The NDT has been can be used to predict petroleum production from a given well. To mitigate the financial risk caused by uncertainty in well drilling, proper economic evaluation has to be carried out on any new oil well before a decision to drill is made. The evaluation is made on the basis of the prediction of the well’s production. Due to the complexity of the subsurface conditions of any given reservoirs, challenges arise in accurately predicting any well’s production. The standard approach used in the oil and gas industry is use of curve fitting-fitting methodologies or use of reservoir simulations, all of which are complex and time consuming. However, use of the decision NDT model can simplify this process and give a good prediction on the viability of a well before it is drilled. In these applications NDT model is principally used to identify relationships among the main variables used to predict oil production. The performance of this model is highly dependent on the accuracy of the data sets used. This method was used to predict petroleum production in a number of wells in Saskatchewan, Canada.

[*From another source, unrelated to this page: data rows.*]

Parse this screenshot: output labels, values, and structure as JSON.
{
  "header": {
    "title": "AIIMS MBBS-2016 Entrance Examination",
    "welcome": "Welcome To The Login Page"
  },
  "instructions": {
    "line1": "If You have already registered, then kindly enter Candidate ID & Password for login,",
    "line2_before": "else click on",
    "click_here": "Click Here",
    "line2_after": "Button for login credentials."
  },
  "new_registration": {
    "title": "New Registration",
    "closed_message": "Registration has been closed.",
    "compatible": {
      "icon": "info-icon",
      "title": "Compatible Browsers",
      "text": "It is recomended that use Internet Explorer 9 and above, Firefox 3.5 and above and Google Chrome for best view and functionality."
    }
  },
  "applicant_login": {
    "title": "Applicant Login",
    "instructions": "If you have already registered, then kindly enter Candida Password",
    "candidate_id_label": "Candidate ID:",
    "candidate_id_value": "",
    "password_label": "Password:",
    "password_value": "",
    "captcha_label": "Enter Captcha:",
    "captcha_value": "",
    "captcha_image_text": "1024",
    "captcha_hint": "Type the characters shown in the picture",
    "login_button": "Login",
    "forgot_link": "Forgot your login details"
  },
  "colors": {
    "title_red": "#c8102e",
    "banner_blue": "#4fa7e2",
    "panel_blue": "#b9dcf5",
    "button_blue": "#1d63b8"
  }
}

Decision trees can also be used in the petroleum industry to determine the ideal artificial lift method to be used. In this case the first decision step is to limit the possible outcomes based on the technical specifications. After that the secondary technical problems are considered such as temperature constraints. Thirdly investigations are conducted to establish the technical feasibility of the remaining methods. However, this process is not only complex but also subjective. Thus different corporation managers are likely to arrive at different systems even when given the same parameters.
Decision trees have also been used in Nigeria to determine the ideal mud system. There are several mud systems available in the market to drill a well; with good decision analysis using the decision trees the cost-effectiveness of the available options becomes apparent.
Li, X., & Chan, C. (2010). Application of an enhanced decision tree learning approach for prediction of petroleum production. Engineering applications of artificial intelligence, (23), 102-109.
Agbon, I.S., Aldana, G.J., Araque, J.C., 2003. Fuzzy ranking of gas exploitation opportunities in mature oil fields in Eastern Venezula. SPE paper 84337 presented at SPE Annual Technical Conference and Exhibition, Denver, CO, USA, 5–8 October 2003
Jensen, T.B., 1998. Estimation of production forecast uncertainty for a mature production license, SPE Annual Technical Conference and Exhibitions, New Orleans, USA, SPE 49091, September 1998.
Perez, H., Datta-Gupta, A., Misra, S., 2005. The role of electrofacies, lithofacies and hydraulic flow units in permeability predictions from well logs: a comparative analysis using classification trees. SPE Reservoir Eng. Eval. 8 (2) April.